Pinning on a defect line: characterization of marginal disorder relevance and sharp asymptotics for the critical point shift

TL;DR

This paper characterizes when disorder affects the critical point in a marginal pinning model, providing a precise criterion and sharp asymptotics confirming earlier physics predictions.

Contribution

It establishes a necessary and sufficient condition for disorder relevance in the marginal case and derives exact asymptotics for the critical point shift.

Findings

Disorder relevance criterion confirmed for marginal case

Sharp asymptotics for critical point shift derived

Rigorous validation of earlier physics predictions

Abstract

The effect of disorder for pinning models is a subject which has attracted much attention in theoretical physics and rigorous mathematical physics. A peculiar point of interest is the question of coincidence of the quenched and annealed critical point for a small amount of disorder.
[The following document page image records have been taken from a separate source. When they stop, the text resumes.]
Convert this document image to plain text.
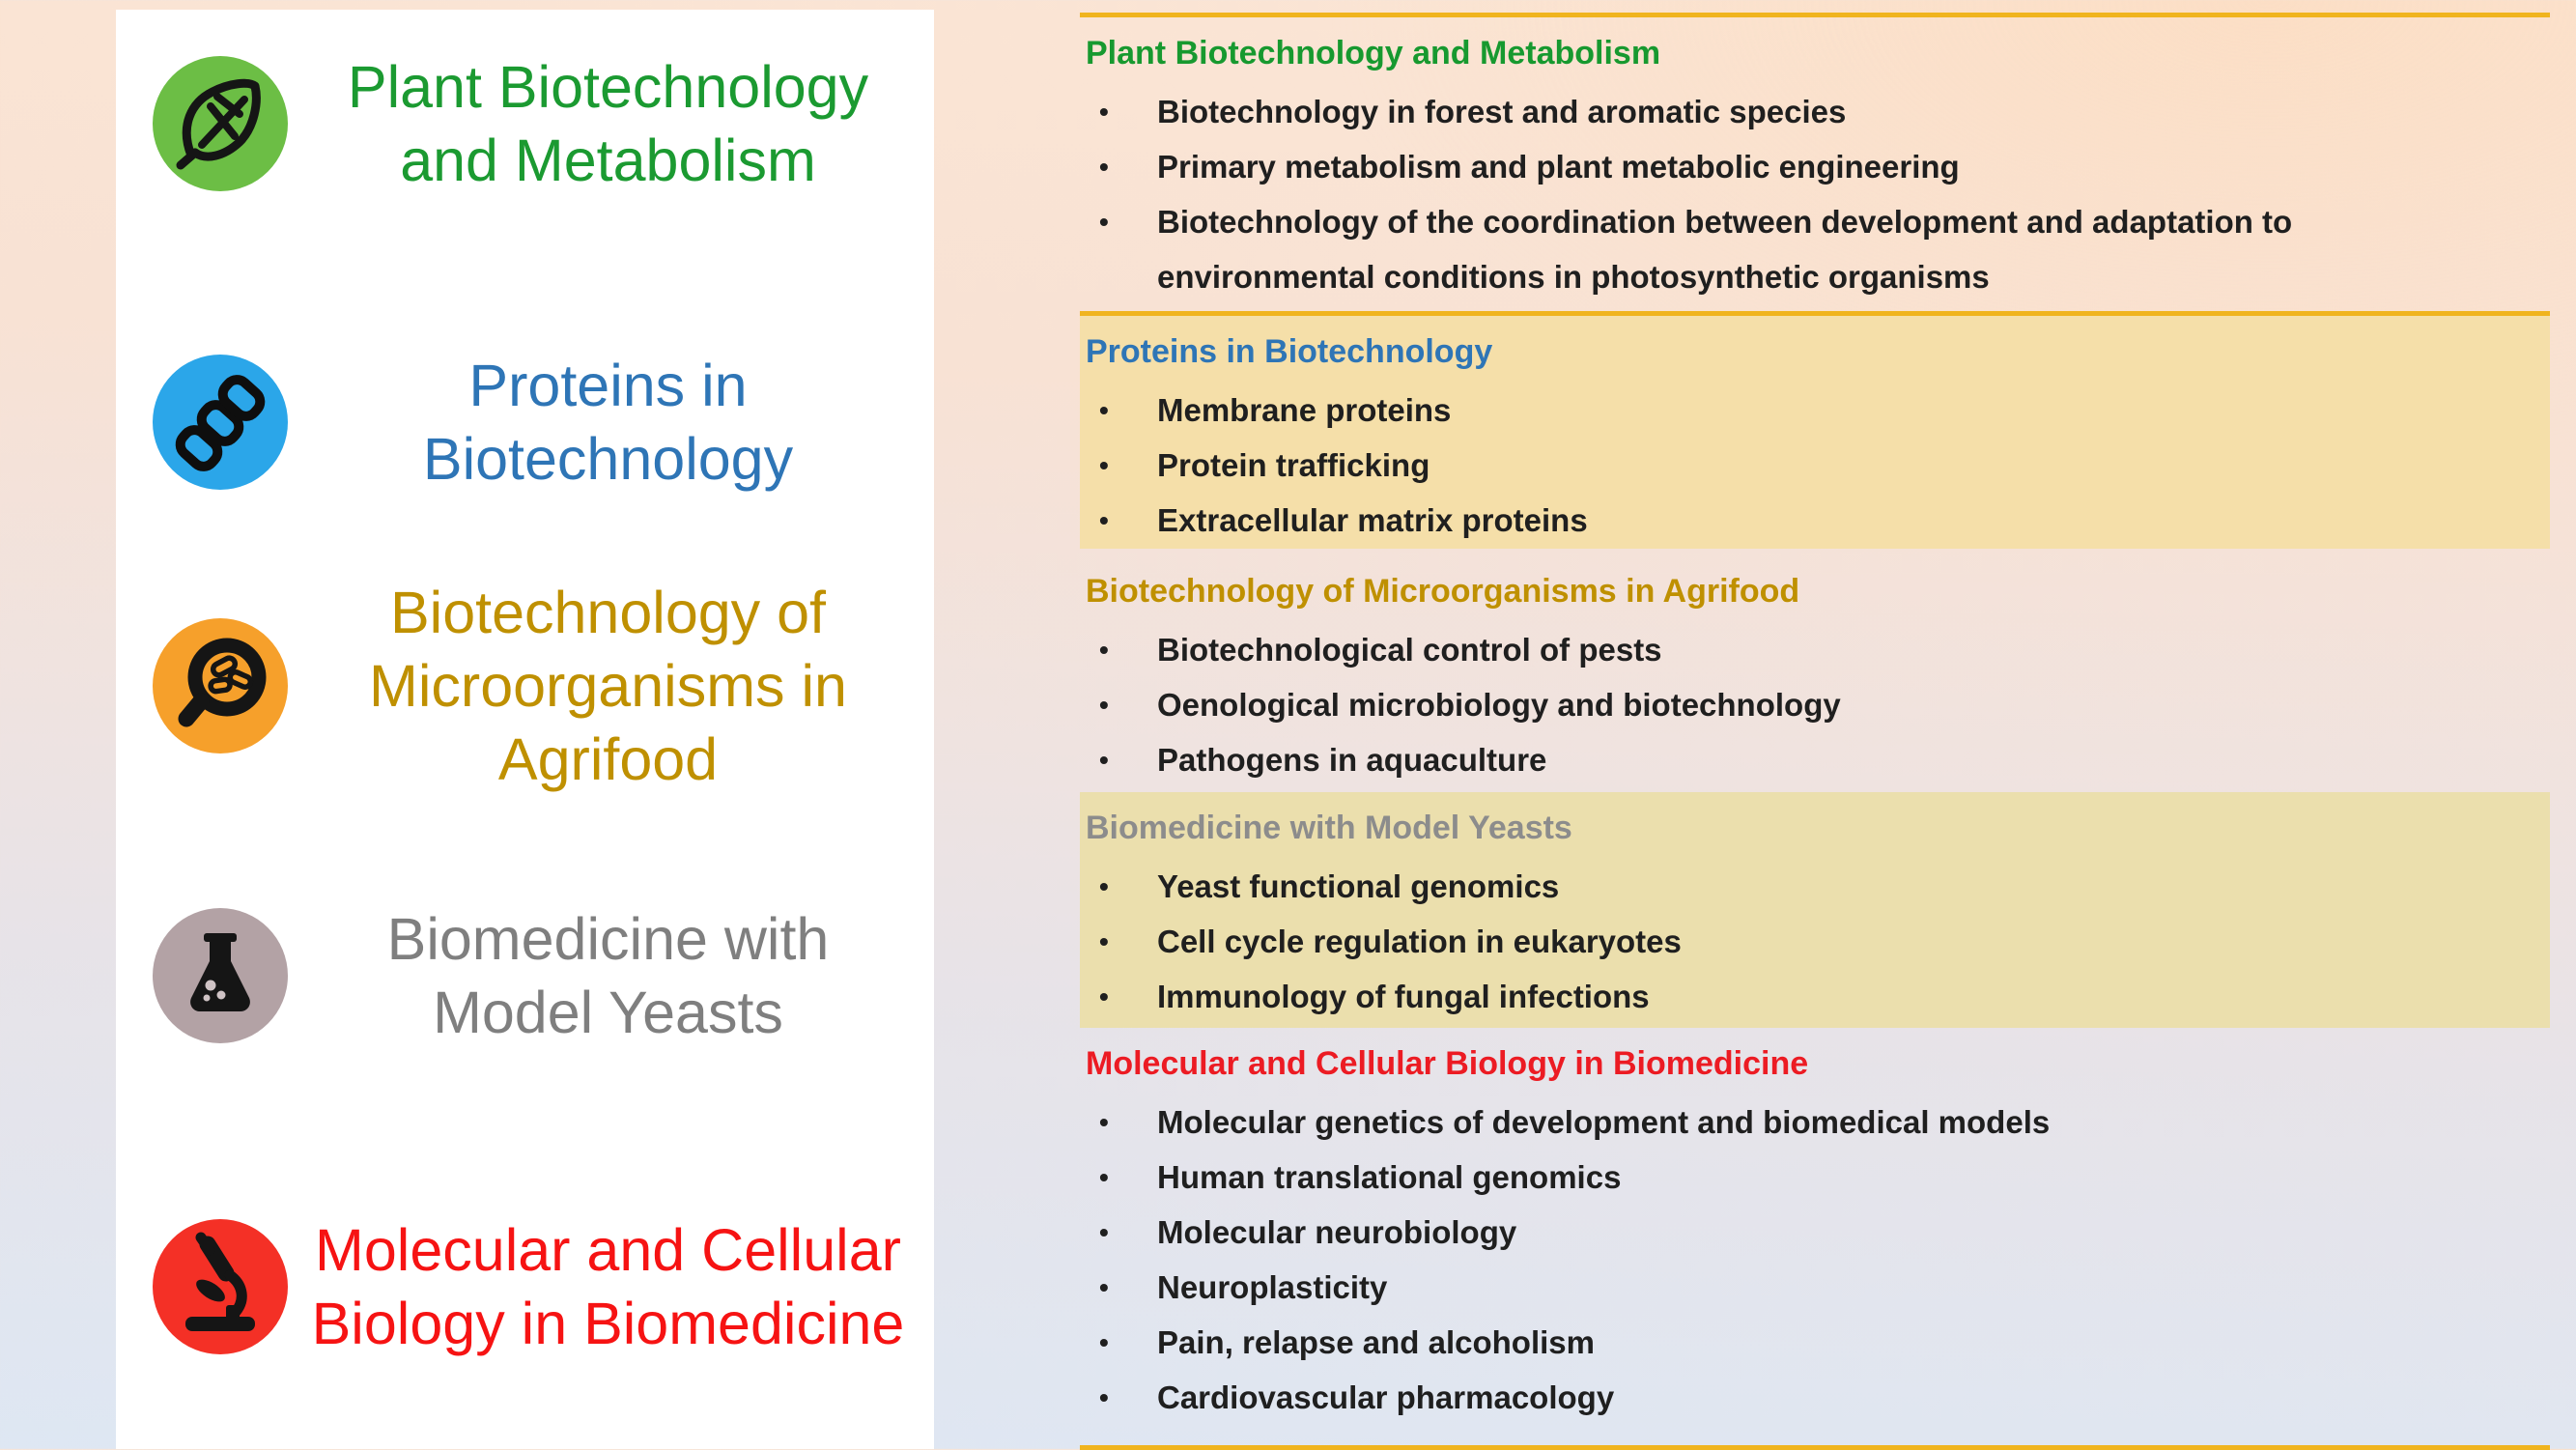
Plant Biotechnology
and Metabolism
Proteins in
Biotechnology
Biotechnology of
Microorganisms in
Agrifood
Biomedicine with
Model Yeasts
Molecular and Cellular
Biology in Biomedicine
Plant Biotechnology and Metabolism
• Biotechnology in forest and aromatic species
• Primary metabolism and plant metabolic engineering
• Biotechnology of the coordination between development and adaptation to environmental conditions in photosynthetic organisms
Proteins in Biotechnology
• Membrane proteins
• Protein trafficking
• Extracellular matrix proteins
Biotechnology of Microorganisms in Agrifood
• Biotechnological control of pests
• Oenological microbiology and biotechnology
• Pathogens in aquaculture
Biomedicine with Model Yeasts
• Yeast functional genomics
• Cell cycle regulation in eukaryotes
• Immunology of fungal infections
Molecular and Cellular Biology in Biomedicine
• Molecular genetics of development and biomedical models
• Human translational genomics
• Molecular neurobiology
• Neuroplasticity
• Pain, relapse and alcoholism
• Cardiovascular pharmacology
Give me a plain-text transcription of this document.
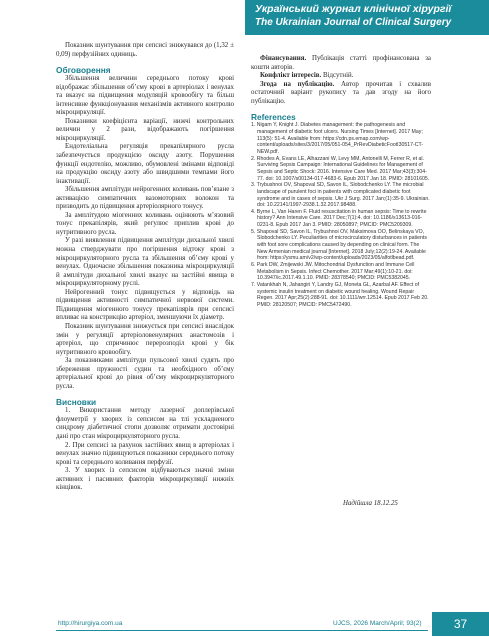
Український журнал клінічної хірургії
The Ukrainian Journal of Clinical Surgery

Показник шунтування при сепсисі знижувався до (1,32 ± 0,09) перфузійних одиниць.

Обговорення

Збільшення величини середнього потоку крові відображає збільшення об’єму крові в артеріолах і венулах та вказує на підвищення модуляцій кровообігу та більш інтенсивне функціонування механізмів активного контролю мікроциркуляції.

Показники коефіцієнта варіації, нижчі контрольних величин у 2 рази, відображають погіршення мікроциркуляції.

Ендотеліальна регуляція прекапілярного русла забезпечується продукцією оксиду азоту. Порушення функції ендотелію, можливо, обумовлені змінами відповіді на продукцію оксиду азоту або швидшими темпами його інактивації.

Збільшення амплітуди нейрогенних коливань пов’язане з активацією симпатичних вазомоторних волокон та призводить до підвищення артеріолярного тонусу.

За амплітудою міогенних коливань оцінюють м’язовий тонус прекапілярів, який регулює приплив крові до нутритивного русла.

У разі виявлення підвищення амплітуди дихальної хвилі можна стверджувати про погіршення відтоку крові з мікроциркуляторного русла та збільшення об’єму крові у венулах. Одночасне збільшення показника мікроциркуляції й амплітуди дихальної хвилі вказує на застійні явища в мікроциркуляторному руслі.

Нейрогенний тонус підвищується у відповідь на підвищення активності симпатичної нервової системи. Підвищення міогенного тонусу прекапілярів при сепсисі впливає на констрикцію артеріол, зменшуючи їх діаметр.

Показник шунтування знижується при сепсисі внаслідок змін у регуляції артеріоловенулярних анастомозів і артеріол, що спричинює перерозподіл крові у бік нутритивного кровообігу.

За показниками амплітуди пульсової хвилі судять про збереження пружності судин та необхідного об’єму артеріальної крові до рівня об’єму мікроциркуляторного русла.

Висновки

1. Використання методу лазерної доплерівської флоуметрії у хворих із сепсисом на тлі ускладненого синдрому діабетичної стопи дозволяє отримати достовірні дані про стан мікроциркуляторного русла.

2. При сепсисі за рахунок застійних явищ в артеріолах і венулах значно підвищуються показники середнього потоку крові та середнього коливання перфузії.

3. У хворих із сепсисом відбуваються значні зміни активних і пасивних факторів мікроциркуляції нижніх кінцівок.

Фінансування. Публікація статті профінансована за кошти авторів.

Конфлікт інтересів. Відсутній.

Згода на публікацію. Автор прочитав і схвалив остаточний варіант рукопису та дав згоду на його публікацію.

References
1. Nigam Y, Knight J. Diabetes management: the pathogenesis and management of diabetic foot ulcers. Nursing Times [Internet]. 2017 May; 113(5): 51-4. Available from: https://cdn.ps.emap.com/wp-content/uploads/sites/3/2017/05/051-054_PrRevDiabeticFootI30517-CT-NEW.pdf.
2. Rhodes A, Evans LE, Alhazzani W, Levy MM, Antonelli M, Ferrer R, et al. Surviving Sepsis Campaign: International Guidelines for Management of Sepsis and Septic Shock: 2016. Intensive Care Med. 2017 Mar;43(3):304-77. doi: 10.1007/s00134-017-4683-6. Epub 2017 Jan 18. PMID: 28101605.
3. Trybushnoi OV, Shapoval SD, Savon IL, Slobodchenko LY. The microbial landscape of purulent foci in patients with complicated diabetic foot syndrome and in cases of sepsis. Ukr J Surg. 2017 Jan;(1):35-9. Ukrainian. doi: 10.22141/1997-2938.1.32.2017.98488.
4. Byrne L, Van Haren F. Fluid resuscitation in human sepsis: Time to rewrite history? Ann Intensive Care. 2017 Dec;7(1):4. doi: 10.1186/s13613-016-0231-8. Epub 2017 Jan 3. PMID: 28050897; PMCID: PMC5209309.
5. Shapoval SD, Savon IL, Trybushnoi OV, Maksimova OO, Belinskaya VO, Slobodchenko LY. Peculiarities of microcirculatory disturbances in patients with foot sore complications caused by depending on clinical form. The New Armenian medical journal [Internet]. 2018 July;12(2):19-24. Available from: https://ysmu.am/v2/wp-content/uploads/2023/05/alfotlbead.pdf.
6. Park DW, Zmijewski JW. Mitochondrial Dysfunction and Immune Cell Metabolism in Sepsis. Infect Chemother. 2017 Mar;49(1):10-21. doi: 10.3947/ic.2017.49.1.10. PMID: 28378540; PMCID: PMC5382045.
7. Vatankhah N, Jahangiri Y, Landry GJ, Moneta GL, Azarbal AF. Effect of systemic insulin treatment on diabetic wound healing. Wound Repair Regen. 2017 Apr;25(2):288-91. doi: 10.1111/wrr.12514. Epub 2017 Feb 20. PMID: 28120507; PMCID: PMC5472490.
Надійшла 18.12.25
http://hirurgiya.com.ua	UJCS, 2026 March/April; 93(2)	37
The question has been mathematically settled in most cases in the last few years, giving in particular a rigorous validation of the Harris Criterion on disorder relevance. However, the marginal case, where the return probability exponent is equal to $1/2$, i.e. where the inter-arrival law of the renewal process is given by $K(n)=n^{-3/2}\phi(n)$ where $\phi$ is a slowly varying function, has been left partially open. In this paper, we give a complete answer to the question by proving a simple necessary and sufficient criterion on the return probability for disorder relevance, which confirms earlier predictions from the literature. Moreover, we also provide sharp asymptotics on the critical point shift: in the case of the pinning (or wetting) of a one dimensional simple random walk, the shift of the critical point satisfies the following high temperature asymptotics $$ \lim_{\beta\rightarrow 0}\beta^2\log h_c(\beta)= - \frac{\pi}{2}. $$ This gives a rigorous proof to a claim of B. Derrida, V. Hakim and J. Vannimenus (Journal of Statistical Physics, 1992).